Casey Dailey

No. 94, 56
- Position: Linebacker

Personal information
- Born: June 11, 1975 (age 50) Covina, California, U.S.
- Listed height: 6 ft 3 in (1.91 m)
- Listed weight: 249 lb (113 kg)

Career information
- High school: La Verne (CA) Damien
- College: Northwestern
- NFL draft: 1998: 5th round, 134th overall pick

Career history
- New York Jets (1998–1999); Chicago Enforcers (2001);

Awards and highlights
- First-team All-Big Ten (1997);

Career NFL statistics
- Tackles: 2
- Stats at Pro Football Reference

= Casey Dailey =

American football player (born 1975)

Casey J. Dailey (born June 11, 1975) is an American former professional football player who was a linebacker for three seasons with the New York Jets of the National Football League (NFL).

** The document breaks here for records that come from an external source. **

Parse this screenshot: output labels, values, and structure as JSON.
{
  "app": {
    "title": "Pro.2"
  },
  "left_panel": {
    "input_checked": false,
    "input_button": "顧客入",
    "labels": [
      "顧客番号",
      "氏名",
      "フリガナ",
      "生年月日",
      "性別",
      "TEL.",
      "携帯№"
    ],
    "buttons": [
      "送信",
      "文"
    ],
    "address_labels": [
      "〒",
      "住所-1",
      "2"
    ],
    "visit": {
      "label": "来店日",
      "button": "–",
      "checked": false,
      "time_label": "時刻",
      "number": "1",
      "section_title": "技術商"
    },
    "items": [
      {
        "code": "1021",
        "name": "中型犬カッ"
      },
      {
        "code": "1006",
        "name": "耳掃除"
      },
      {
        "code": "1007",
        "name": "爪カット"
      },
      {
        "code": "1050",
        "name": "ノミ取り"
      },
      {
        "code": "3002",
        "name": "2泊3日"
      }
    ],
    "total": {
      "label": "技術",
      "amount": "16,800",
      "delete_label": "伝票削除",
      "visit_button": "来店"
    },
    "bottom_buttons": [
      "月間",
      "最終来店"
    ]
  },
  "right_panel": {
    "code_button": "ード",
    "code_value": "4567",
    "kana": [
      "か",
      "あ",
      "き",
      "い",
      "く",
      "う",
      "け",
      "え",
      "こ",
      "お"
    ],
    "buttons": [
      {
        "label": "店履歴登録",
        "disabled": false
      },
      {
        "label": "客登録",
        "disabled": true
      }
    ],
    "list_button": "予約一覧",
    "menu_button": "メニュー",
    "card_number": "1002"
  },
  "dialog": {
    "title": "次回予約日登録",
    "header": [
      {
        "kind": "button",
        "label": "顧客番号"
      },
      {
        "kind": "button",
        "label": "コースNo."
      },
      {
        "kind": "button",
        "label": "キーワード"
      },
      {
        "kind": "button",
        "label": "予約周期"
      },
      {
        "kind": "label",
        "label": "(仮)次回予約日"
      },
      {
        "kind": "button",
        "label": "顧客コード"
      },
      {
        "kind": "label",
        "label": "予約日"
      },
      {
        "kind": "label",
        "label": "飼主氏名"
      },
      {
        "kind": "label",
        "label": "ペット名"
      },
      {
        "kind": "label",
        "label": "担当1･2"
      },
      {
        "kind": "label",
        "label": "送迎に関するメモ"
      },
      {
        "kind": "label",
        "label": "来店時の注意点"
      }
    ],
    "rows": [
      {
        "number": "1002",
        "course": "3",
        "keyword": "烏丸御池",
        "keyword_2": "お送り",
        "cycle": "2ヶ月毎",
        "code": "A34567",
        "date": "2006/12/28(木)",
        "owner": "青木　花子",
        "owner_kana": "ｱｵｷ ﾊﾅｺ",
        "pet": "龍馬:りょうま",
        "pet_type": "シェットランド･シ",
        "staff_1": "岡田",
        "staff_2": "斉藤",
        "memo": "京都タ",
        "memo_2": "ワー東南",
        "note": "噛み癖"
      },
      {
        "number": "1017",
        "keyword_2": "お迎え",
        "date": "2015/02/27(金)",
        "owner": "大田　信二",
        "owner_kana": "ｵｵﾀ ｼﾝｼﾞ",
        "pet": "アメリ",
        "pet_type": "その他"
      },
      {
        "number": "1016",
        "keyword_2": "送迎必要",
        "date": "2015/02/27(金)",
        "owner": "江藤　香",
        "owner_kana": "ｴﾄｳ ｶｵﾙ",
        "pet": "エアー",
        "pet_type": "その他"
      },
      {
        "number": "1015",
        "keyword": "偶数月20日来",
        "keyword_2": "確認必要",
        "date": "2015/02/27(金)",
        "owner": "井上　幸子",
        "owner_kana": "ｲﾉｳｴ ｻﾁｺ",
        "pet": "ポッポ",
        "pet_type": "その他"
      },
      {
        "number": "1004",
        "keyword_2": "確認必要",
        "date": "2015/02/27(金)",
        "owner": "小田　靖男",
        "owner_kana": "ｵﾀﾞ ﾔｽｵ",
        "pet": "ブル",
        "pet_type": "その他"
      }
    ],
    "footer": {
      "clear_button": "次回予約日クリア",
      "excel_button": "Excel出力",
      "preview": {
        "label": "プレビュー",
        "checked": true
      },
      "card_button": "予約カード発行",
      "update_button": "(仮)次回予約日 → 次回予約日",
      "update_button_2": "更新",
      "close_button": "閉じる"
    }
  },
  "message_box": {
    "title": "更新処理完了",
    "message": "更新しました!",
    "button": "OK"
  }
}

He was selected by the Jets in the fifth round of the 1998 NFL draft. He played college football for the Northwestern Wildcats. Dailey was also a member of the Chicago Enforcers of the XFL.

==Early life==
Dailey attended Damien High School in La Verne, California.

==College career==
Dailey was a three-year starter at Northwestern University for the Wildcats. He recorded 26 tackles for a loss and 12 sacks his senior year in 1997. He was named the Wildcats defensive player of the year and earned first-team All-Big Ten honors as a senior. Dailey was also invited to East–West Shrine Game, Blue–Gray Football Classic and Hula Bowl in 1997. He accumulated 45 tackles and team high eight sacks his junior season. He returned a fumble 45 yards for a touchdown his sophomore year.

==Professional career==
Dailey was selected by the New York Jets of the NFL in the fifth round with the 134th pick in the 1998 NFL draft. He signed with the Jets on July 8, 1998. He was released by the Jets on September 5 and signed to the team's practice squad on September 6, 1998. Dailey was activated from the practice squad on October 5, 1998. He played in six games for the Jets during the 1999 season. He was released by the Jets on August 20, 2000.

Dailey was a territorial selection of the Chicago Enforcers of the XFL in the XFL draft and played for them in 2001.